Re: [PATCH v2 1/3] dt-binding: aspeed: Add LPC PCC controller
From: Krzysztof Kozlowski
Date: Mon Mar 10 2025 - 03:15:37 EST
On 10/03/2025 02:50, Kevin Chen wrote:
>>> + $ref: /schemas/types.yaml#/definitions/uint32-array
>>> + description: The LPC I/O ports to pcc
>>
>> Description is too vague. Why would we encode I/O ports as some numbers
>> instead of GPIOs for example? If these are ports, why this is not a graph?

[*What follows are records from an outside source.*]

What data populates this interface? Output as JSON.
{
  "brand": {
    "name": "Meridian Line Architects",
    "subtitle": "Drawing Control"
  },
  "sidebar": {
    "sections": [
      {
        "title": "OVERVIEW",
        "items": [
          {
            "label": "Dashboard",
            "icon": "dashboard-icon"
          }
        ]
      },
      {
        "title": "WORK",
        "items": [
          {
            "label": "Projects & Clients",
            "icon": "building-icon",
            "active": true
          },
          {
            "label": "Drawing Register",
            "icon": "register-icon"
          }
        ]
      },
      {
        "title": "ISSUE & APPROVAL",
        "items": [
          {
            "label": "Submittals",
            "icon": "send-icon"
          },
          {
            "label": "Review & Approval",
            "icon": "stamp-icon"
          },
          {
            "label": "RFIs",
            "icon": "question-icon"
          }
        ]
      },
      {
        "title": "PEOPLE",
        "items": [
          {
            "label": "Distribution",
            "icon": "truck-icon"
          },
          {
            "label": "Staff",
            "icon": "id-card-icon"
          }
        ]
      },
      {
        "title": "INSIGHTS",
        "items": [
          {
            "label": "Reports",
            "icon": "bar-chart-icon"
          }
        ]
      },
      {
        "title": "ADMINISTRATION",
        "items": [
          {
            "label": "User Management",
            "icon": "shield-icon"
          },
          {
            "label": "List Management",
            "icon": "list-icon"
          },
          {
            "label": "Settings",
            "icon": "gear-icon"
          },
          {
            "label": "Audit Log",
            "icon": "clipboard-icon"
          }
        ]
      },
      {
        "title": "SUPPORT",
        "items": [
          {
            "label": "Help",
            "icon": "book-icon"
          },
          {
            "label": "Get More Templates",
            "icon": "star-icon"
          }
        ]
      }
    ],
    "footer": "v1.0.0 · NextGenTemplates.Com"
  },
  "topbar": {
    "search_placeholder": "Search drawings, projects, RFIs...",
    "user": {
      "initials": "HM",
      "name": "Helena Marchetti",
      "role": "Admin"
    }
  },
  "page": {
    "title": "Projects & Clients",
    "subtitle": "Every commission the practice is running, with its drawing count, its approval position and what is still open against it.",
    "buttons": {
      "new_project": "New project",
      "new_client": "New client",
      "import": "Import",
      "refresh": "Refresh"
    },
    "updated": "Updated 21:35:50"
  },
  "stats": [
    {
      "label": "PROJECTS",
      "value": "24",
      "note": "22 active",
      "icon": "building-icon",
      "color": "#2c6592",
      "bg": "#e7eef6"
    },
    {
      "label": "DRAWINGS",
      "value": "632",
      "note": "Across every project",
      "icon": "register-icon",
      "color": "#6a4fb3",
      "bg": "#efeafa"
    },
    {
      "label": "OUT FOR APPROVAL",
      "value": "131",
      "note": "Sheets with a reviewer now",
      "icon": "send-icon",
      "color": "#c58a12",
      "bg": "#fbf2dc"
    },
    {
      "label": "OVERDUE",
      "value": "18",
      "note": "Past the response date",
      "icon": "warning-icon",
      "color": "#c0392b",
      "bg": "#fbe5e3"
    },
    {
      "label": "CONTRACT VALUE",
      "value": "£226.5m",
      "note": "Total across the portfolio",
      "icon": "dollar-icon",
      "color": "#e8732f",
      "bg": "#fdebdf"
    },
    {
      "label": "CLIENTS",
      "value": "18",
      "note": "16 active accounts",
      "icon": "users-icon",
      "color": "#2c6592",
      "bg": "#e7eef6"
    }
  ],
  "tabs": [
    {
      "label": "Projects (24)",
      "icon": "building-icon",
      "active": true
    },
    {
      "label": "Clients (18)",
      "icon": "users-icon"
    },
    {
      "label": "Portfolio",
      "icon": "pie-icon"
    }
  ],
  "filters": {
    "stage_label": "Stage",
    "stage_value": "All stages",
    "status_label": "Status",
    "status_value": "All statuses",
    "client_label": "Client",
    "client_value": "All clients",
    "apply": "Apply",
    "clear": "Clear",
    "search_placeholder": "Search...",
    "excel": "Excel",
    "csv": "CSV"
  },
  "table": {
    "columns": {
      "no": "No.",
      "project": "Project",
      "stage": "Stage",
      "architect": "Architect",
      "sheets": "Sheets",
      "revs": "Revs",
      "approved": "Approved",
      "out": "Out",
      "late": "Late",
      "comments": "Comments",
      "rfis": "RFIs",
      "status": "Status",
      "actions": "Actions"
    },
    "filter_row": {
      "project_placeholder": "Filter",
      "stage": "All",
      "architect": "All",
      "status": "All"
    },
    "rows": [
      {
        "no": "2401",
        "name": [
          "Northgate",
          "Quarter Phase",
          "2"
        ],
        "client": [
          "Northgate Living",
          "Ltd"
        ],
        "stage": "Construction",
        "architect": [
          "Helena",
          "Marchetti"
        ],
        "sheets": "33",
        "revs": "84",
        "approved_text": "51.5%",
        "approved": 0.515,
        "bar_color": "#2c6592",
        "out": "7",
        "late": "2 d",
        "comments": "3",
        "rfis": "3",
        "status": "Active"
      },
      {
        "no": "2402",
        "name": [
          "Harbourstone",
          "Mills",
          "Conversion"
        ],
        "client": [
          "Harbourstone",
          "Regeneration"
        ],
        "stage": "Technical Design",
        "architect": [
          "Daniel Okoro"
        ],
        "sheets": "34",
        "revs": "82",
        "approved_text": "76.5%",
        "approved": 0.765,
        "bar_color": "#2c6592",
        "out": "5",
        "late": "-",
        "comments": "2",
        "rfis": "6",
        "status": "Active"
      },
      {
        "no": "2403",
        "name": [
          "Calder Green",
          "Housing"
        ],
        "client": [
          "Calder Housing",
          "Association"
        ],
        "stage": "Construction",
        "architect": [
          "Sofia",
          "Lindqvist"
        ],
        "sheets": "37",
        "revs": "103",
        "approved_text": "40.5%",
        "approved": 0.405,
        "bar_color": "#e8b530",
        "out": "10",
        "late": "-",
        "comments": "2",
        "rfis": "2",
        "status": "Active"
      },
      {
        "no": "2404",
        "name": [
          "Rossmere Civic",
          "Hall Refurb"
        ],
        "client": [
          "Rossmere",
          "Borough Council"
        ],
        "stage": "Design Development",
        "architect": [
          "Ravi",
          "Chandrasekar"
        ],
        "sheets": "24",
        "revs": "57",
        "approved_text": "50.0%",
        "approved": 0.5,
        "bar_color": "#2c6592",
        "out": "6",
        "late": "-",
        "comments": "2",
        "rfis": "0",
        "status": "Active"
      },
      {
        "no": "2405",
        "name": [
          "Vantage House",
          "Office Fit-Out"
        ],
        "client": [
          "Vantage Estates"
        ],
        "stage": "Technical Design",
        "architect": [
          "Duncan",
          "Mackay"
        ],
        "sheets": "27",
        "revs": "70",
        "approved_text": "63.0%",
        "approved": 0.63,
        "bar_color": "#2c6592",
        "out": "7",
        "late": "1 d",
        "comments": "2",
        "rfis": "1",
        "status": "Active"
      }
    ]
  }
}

> For the port-mmaped I/O in x80 architecture, BMC need to handle specific port I/O in the relative HW module.
> So, I need to add the pcc-ports property as the snoop-ports property in Documentation/devicetree/bindings/mfd/aspeed-lpc.yaml
>
>>
>> Missing constraints - min/maxItems, defaults, minimum/maximum etc.
> The port-mmaped I/O is defined from host, BMC as the device would capture the port I/O from the pcc-ports property defined in dts.
Put this information in the description, instead of copying property name.
>
>>
>>> +
>>> + required:
>>> + - compatible
>>> + - interrupts
>>> + - pcc-ports
>>> +
>>> "^uart-routing@[0-9a-f]+$":
>>> $ref: /schemas/soc/aspeed/uart-routing.yaml#
>>> description: The UART routing control under LPC register space @@
>>> -176,6 +205,13 @@ examples:
>>> #size-cells = <1>;
>>> ranges = <0x0 0x1e789000 0x1000>;
>>>
>>> + lpc_pcc: lpc-pcc@0 {
>>> + compatible = "aspeed,ast2600-lpc-pcc";
>>> + reg = <0x0 0x140>;
>>> + interrupts = <GIC_SPI 145 IRQ_TYPE_LEVEL_HIGH>;
>>> + pcc-ports = <0x80>;
>>
>> So what 0x80 stands for?
> Host as x86 architecture would access the 0x80 port, which is mapped to the BMC PCC HW module.
> As a result, x86 can keep the port-mmaped I/O usage and access the BMC device, which is needed to know which port using in the PCC module in BMC.
And on different boards this is not 0x80?